Sam plays with a strand of her long blonde hair on the pillow, twining it around his long finger. Would she really kill him if he did fall asleep?

Would she snuff the life out of him, maybe with a pillow pressed against his face though he's surely strong enough to fight her off? Or would she pull out a pen knife from her purse and slice his jugular, leaving a messy bed for the cleaning crew in the morning? At the second thought, Sam frowns and turns to look at her as she keeps her gaze at the window, watching the snow blowing outside. Or at least pretending to.

What about poison?

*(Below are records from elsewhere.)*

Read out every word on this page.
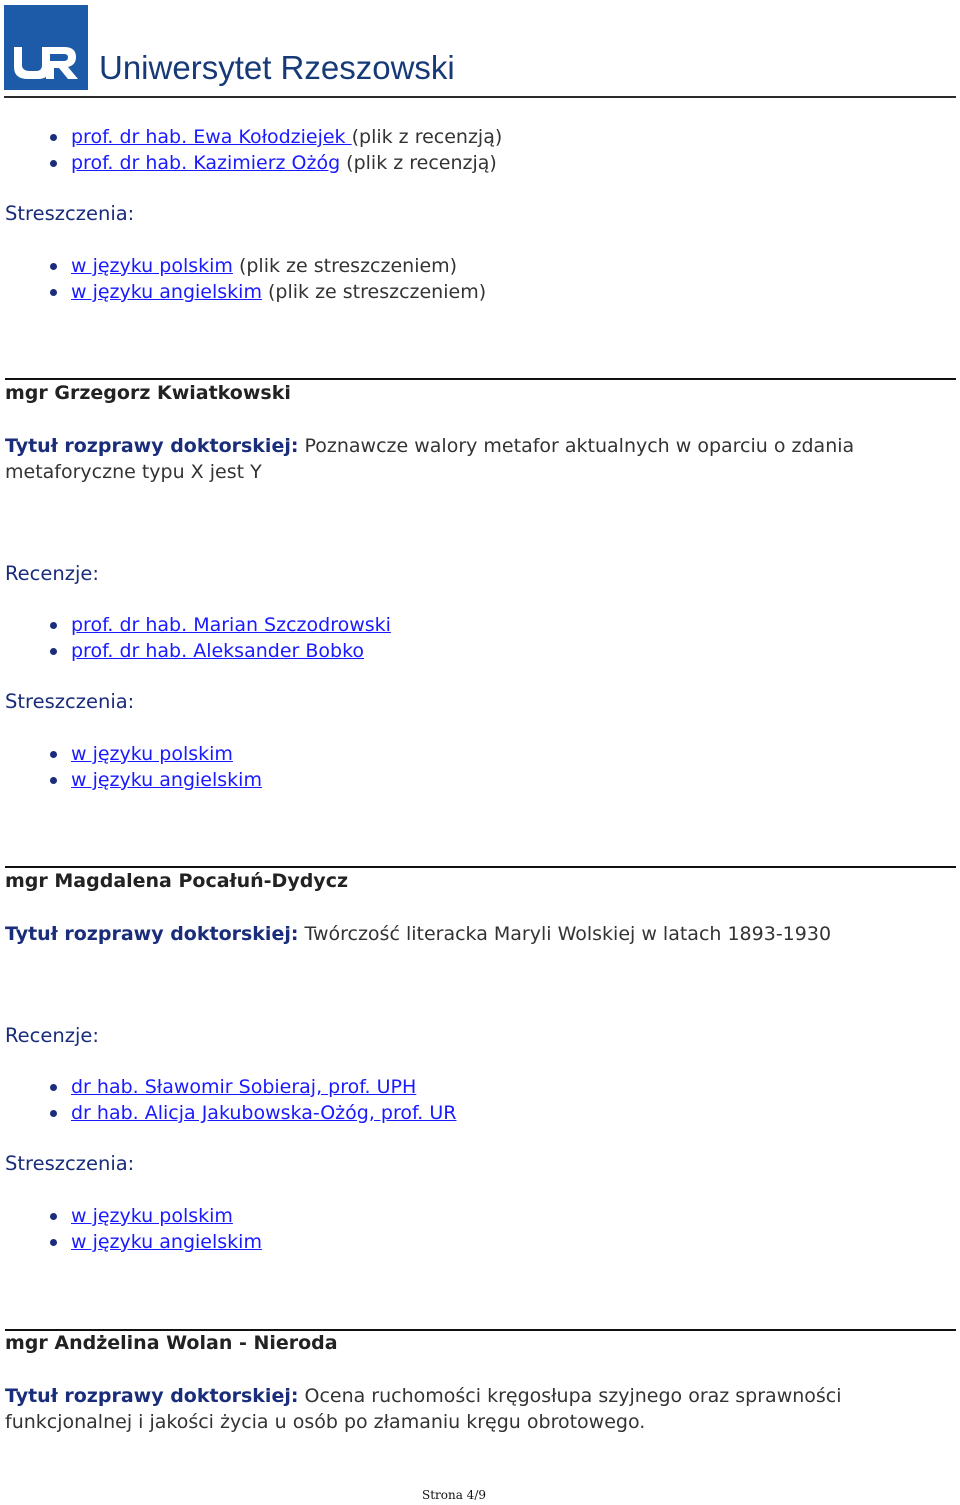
Uniwersytet Rzeszowski
prof. dr hab. Ewa Kołodziejek (plik z recenzją)
prof. dr hab. Kazimierz Ożóg (plik z recenzją)
Streszczenia:
w języku polskim (plik ze streszczeniem)
w języku angielskim (plik ze streszczeniem)
mgr Grzegorz Kwiatkowski
Tytuł rozprawy doktorskiej: Poznawcze walory metafor aktualnych w oparciu o zdania metaforyczne typu X jest Y
Recenzje:
prof. dr hab. Marian Szczodrowski
prof. dr hab. Aleksander Bobko
Streszczenia:
w języku polskim
w języku angielskim
mgr Magdalena Pocałuń-Dydycz
Tytuł rozprawy doktorskiej: Twórczość literacka Maryli Wolskiej w latach 1893-1930
Recenzje:
dr hab. Sławomir Sobieraj, prof. UPH
dr hab. Alicja Jakubowska-Ożóg, prof. UR
Streszczenia:
w języku polskim
w języku angielskim
mgr Andżelina Wolan - Nieroda
Tytuł rozprawy doktorskiej: Ocena ruchomości kręgosłupa szyjnego oraz sprawności funkcjonalnej i jakości życia u osób po złamaniu kręgu obrotowego.
Strona 4/9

Maybe she's got some drugs in her purse, a syringe ready to be plunged into his veins, delivering the deadly dose of whatever she could get her hands on. He'd read somewhere that you could kill someone by injecting air into someone, or maybe he'd seen it in some B-movie one night, when Gwyneth was buried in one of her books, too busy to notice him. He wonders if that is true - about a pocket of air in someone's veins, though he did read some factoid or other somewhere about the dangers of blowing into a vagina. He doesn't know if that's true either. Sam doesn't spend his time reading anatomy books. He's too busy trying to survive, putting up the facade of being this successful antiques store owner and doting husband, starving for one of his wife's measly handouts of watery sex on crisp clean sheets - sheets she'd promptly remove from the bed and toss into the washer right after, as if they offended her.

"How did he really die?" He asks, breaking the silence between them. There's a slight croak to his voice as he asks the question. He realizes that he's just filling in the pauses.

She turns to look at him, long lashes framing hazel eyes. She's assessing him, Sam thinks, wondering whether he can be trusted with the truth. Though after she does tell him the truth, would Sam end up just like her groom anyway, another prune sitting in some storage unit somewhere? She could easily pin Clyde's murder on him once the body is finally discovered. He wonders if anyone would even question her.  Probably not, after they'd discover what was in unit 56, which would surely launch an investigation into his business dealings. Maybe Miss Hazel-Eyes will claim that they'd been lovers in the past, that he got jealous of Clyde and killed him the day before their wedding.